On transgender sports, most people have common sense

Transgender women are not women, and the people know it.

A recent Washington Post -University of Maryland poll asking how people feel about transgender women participating in women’s sports confirms this is what the public believes.

The poll found strong opposition (55%) to letting males who identify as transgender girls compete against biological girls in high school sports, while just 30% support it. Meanwhile, 58% oppose it at the college and professional levels, and just 28% support it.

The public has common sense on this issue. They understand that we segregate sports for a reason: to give girls a chance to compete against people of a similar skill level. Some talented female athletes exist at the high school level who can compete against the boys, but most cannot.

I can attest to the significant advantage of being male when competing in sports. I was an objectively bad high school track athlete. I was a shot putter but ran the junior varsity boys’ 55-meter dash at the first meet of the season during my senior year as a joke. My time ( 7.73 seconds ) was not good.

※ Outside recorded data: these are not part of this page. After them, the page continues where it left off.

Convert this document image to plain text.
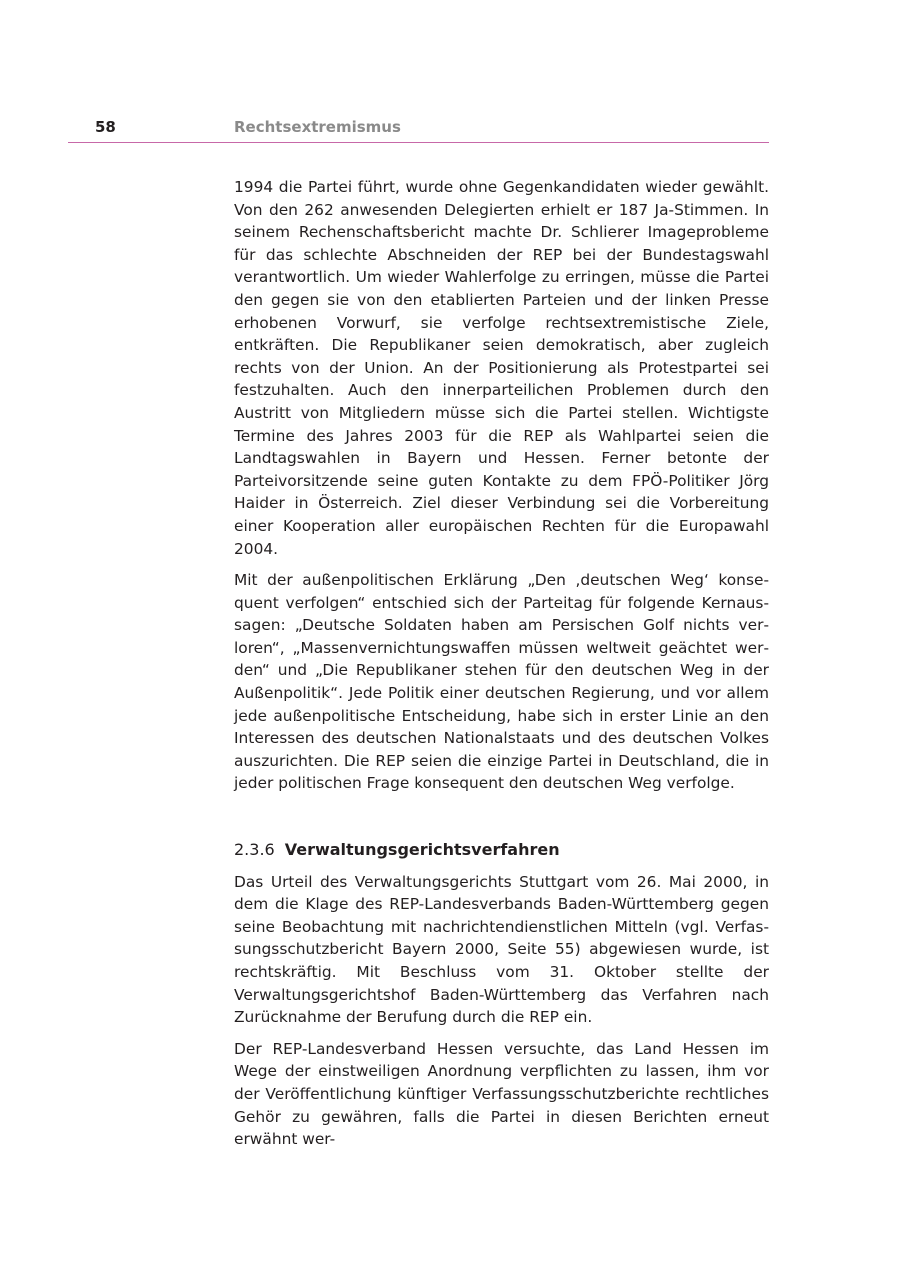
58	Rechtsextremismus

1994 die Partei führt, wurde ohne Gegenkandidaten wieder gewählt. Von den 262 anwesenden Delegierten erhielt er 187 Ja-Stimmen. In seinem Rechenschaftsbericht machte Dr. Schlierer Imageprobleme für das schlechte Abschneiden der REP bei der Bundestagswahl verantwortlich. Um wieder Wahlerfolge zu erringen, müsse die Partei den gegen sie von den etablierten Parteien und der linken Presse erhobenen Vorwurf, sie verfolge rechtsextremistische Ziele, entkräften. Die Republikaner seien demokratisch, aber zugleich rechts von der Union. An der Positionierung als Protestpartei sei festzuhalten. Auch den innerparteilichen Problemen durch den Austritt von Mitgliedern müsse sich die Partei stellen. Wichtigste Termine des Jahres 2003 für die REP als Wahlpartei seien die Landtagswahlen in Bayern und Hessen. Ferner betonte der Parteivorsitzende seine guten Kontakte zu dem FPÖ-Politiker Jörg Haider in Österreich. Ziel dieser Verbindung sei die Vorbereitung einer Kooperation aller europäischen Rechten für die Europawahl 2004.

Mit der außenpolitischen Erklärung „Den ‚deutschen Weg‘ konsequent verfolgen“ entschied sich der Parteitag für folgende Kernaussagen: „Deutsche Soldaten haben am Persischen Golf nichts verloren“, „Massenvernichtungswaffen müssen weltweit geächtet werden“ und „Die Republikaner stehen für den deutschen Weg in der Außenpolitik“. Jede Politik einer deutschen Regierung, und vor allem jede außenpolitische Entscheidung, habe sich in erster Linie an den Interessen des deutschen Nationalstaats und des deutschen Volkes auszurichten. Die REP seien die einzige Partei in Deutschland, die in jeder politischen Frage konsequent den deutschen Weg verfolge.

2.3.6 Verwaltungsgerichtsverfahren

Das Urteil des Verwaltungsgerichts Stuttgart vom 26. Mai 2000, in dem die Klage des REP-Landesverbands Baden-Württemberg gegen seine Beobachtung mit nachrichtendienstlichen Mitteln (vgl. Verfassungsschutzbericht Bayern 2000, Seite 55) abgewiesen wurde, ist rechtskräftig. Mit Beschluss vom 31. Oktober stellte der Verwaltungsgerichtshof Baden-Württemberg das Verfahren nach Zurücknahme der Berufung durch die REP ein.

Der REP-Landesverband Hessen versuchte, das Land Hessen im Wege der einstweiligen Anordnung verpflichten zu lassen, ihm vor der Veröffentlichung künftiger Verfassungsschutzberichte rechtliches Gehör zu gewähren, falls die Partei in diesen Berichten erneut erwähnt wer-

And yet, I, as someone who was playing on the offensive line in football less than two weeks prior, would have come in first place on the girls’ side for varsity ( 7.88 seconds ).

The point is that a bad athlete on a boys’ team could be a great athlete on a girls’ team.

People not only recognize that we separate sports by gender but also that just because someone says they are a certain gender, that does not make them a member of that gender. Biology determines whether someone is a man or a woman. If a man calls himself a woman, that does not make him a woman. It does not matter if the man wears women’s clothing, goes on hormones, or undergoes cosmetic surgeries to appear more feminine. He’s still a man.

A male who says he is a woman competing against biological women is no different than a man who says he is a man competing against biological women. And while men identifying as women and dominating in sports is an uncommon problem , it’s a problem nonetheless for the women affected by it.

It shouldn’t matter whether or not a male says he is a woman; he shouldn’t receive special treatment from society for something that’s not true. Doing so hurts women and denies science. It’s encouraging that, at least on this issue, most people have common sense.